Inflation is a rise in the general price level of goods and services in a country in a given period.

Monetary policy can be used to control inflation. When the Central bank contracts money supply, it seeks to limit inflation.

At least two types of inflation can be reduced through a reduction in money supply: These are demand-pull inflation and monetary inflation.

Demand-pull inflation occurs when aggregate demand grows sharply as a result of a large increase in consumer spending, investment spending, and government spending.

Monetary inflation, on the other hand, is the rise in the average prices of goods and services caused by excessive growth in the money supply in the economy.

Because the central bank can control the money supply and influence aggregate demand, it is in a better position to limit both monetary and demand-pull inflation.

To achieve its goal of limiting inflation, the central bank engages in tough or contractionary monetary policy.

A contractionary monetary policy is a reduction in monetary policy to fight inflation.

There are four contractionary monetary policies used by the central bank.
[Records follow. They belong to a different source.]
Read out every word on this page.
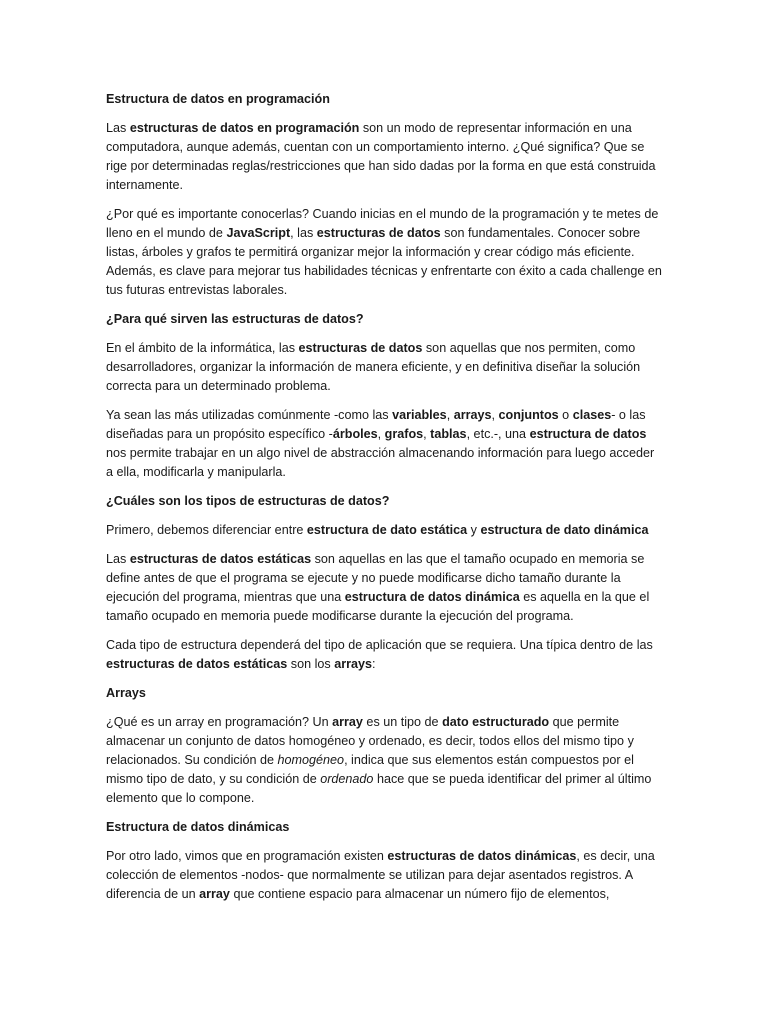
Estructura de datos en programación

Las estructuras de datos en programación son un modo de representar información en una computadora, aunque además, cuentan con un comportamiento interno. ¿Qué significa? Que se rige por determinadas reglas/restricciones que han sido dadas por la forma en que está construida internamente.

¿Por qué es importante conocerlas? Cuando inicias en el mundo de la programación y te metes de lleno en el mundo de JavaScript, las estructuras de datos son fundamentales. Conocer sobre listas, árboles y grafos te permitirá organizar mejor la información y crear código más eficiente. Además, es clave para mejorar tus habilidades técnicas y enfrentarte con éxito a cada challenge en tus futuras entrevistas laborales.

¿Para qué sirven las estructuras de datos?

En el ámbito de la informática, las estructuras de datos son aquellas que nos permiten, como desarrolladores, organizar la información de manera eficiente, y en definitiva diseñar la solución correcta para un determinado problema.

Ya sean las más utilizadas comúnmente -como las variables, arrays, conjuntos o clases- o las diseñadas para un propósito específico -árboles, grafos, tablas, etc.-, una estructura de datos nos permite trabajar en un algo nivel de abstracción almacenando información para luego acceder a ella, modificarla y manipularla.

¿Cuáles son los tipos de estructuras de datos?

Primero, debemos diferenciar entre estructura de dato estática y estructura de dato dinámica

Las estructuras de datos estáticas son aquellas en las que el tamaño ocupado en memoria se define antes de que el programa se ejecute y no puede modificarse dicho tamaño durante la ejecución del programa, mientras que una estructura de datos dinámica es aquella en la que el tamaño ocupado en memoria puede modificarse durante la ejecución del programa.

Cada tipo de estructura dependerá del tipo de aplicación que se requiera. Una típica dentro de las estructuras de datos estáticas son los arrays:

Arrays

¿Qué es un array en programación? Un array es un tipo de dato estructurado que permite almacenar un conjunto de datos homogéneo y ordenado, es decir, todos ellos del mismo tipo y relacionados. Su condición de homogéneo, indica que sus elementos están compuestos por el mismo tipo de dato, y su condición de ordenado hace que se pueda identificar del primer al último elemento que lo compone.

Estructura de datos dinámicas

Por otro lado, vimos que en programación existen estructuras de datos dinámicas, es decir, una colección de elementos -nodos- que normalmente se utilizan para dejar asentados registros. A diferencia de un array que contiene espacio para almacenar un número fijo de elementos,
These are

1. Increase bank rate: Bank rate is the rate at which the central bank provides lends to the commercial banks. It is also referred to as the monetary policy rate (MPR)

The central bank increases the bank rate whenever it wishes to reduce the money supply.

This is because if the bank rate rises, banks will raise their lending rates as well.

With high lending rates, businessmen and industrialists alike will be discouraged from borrowing loans from commercial banks.

As a result, the money supply shrinks, which helps to reduce money inflation. Because the money supply has shrunk, household consumption and business spending will decrease as well, resulting in a drop in aggregate demand, which is required to fight demand-pull inflation.

Therefore, an increase in bank decreases money inflation and demand-pull inflation

2. Increase in cash reserve ratio: Also known as reserve requirement is the minimum amount that banks must hold in reserve against cash deposits.

If, for example, the reserve requirement is 10%, banks must hold €10,000 in reserve for every deposit of €100,000. The remaining €90,000 is loaned out.

so, If the central bank raises the cash requirement to 20%, then banks must hold €20,000 in reserve for every deposit of €100,000.

The effect is that commercial banks will reduce their credit, resulting in a reduction in the money supply. 

Because the money supply has reduced, the interest rate (which is the price of money) will rise, causing a drop in investment spending which would have the contractionary effect of lowering aggregate demand which is necessary for fighting inflation.

Thus, we see an increase in the cash reserve ratio can help inflation.

3. Selling of government securities: Central bank also trades securities in. This is collectively known as open market operations.

When the central bank sells securities in the open market, it receives payment in the form of a cheque from a commercial bank.

Following this, commercial bank's balance, which is kept with the commercial banks, reduces by the same amount.

Furthermore, because the cash balance has been reduced, the bank has to reduce the cash it loaned out to meet its reserve requirement, resulting in a reduction in the money supply.

Because the money supply has reduced, the interest rate must rise, resulting in a drop in investment spending which would eventually reduce aggregate demand. Since money supply and aggregate demand have decreased, both money and demand-pull inflation must fall. 

4. Increase margin requirement: This is the difference between the loan amount and the market value of security pledged as collateral for the loan.

For example, if the margin requirement is 10%, then borrowers must provide €120,000 in collateral to obtain a €108,000 loan 

Assuming, the central bank raises the margin requirement to 20%, borrowers will be able to obtain a loan of €96,000 with the same €120,000 worth of securities.

As a result, the demand for loans will decrease as borrowing becomes more expensive. As demand for loans decreases, funds necessary for investment may become unavailable, which would reduce aggregate demand.

Bottom line

The basic goal of contractionary goal is to reduce inflation (both demand-pull and monetary inflation).

By reducing the money supply and increasing inflation, the central bank hopes to reduce inflation.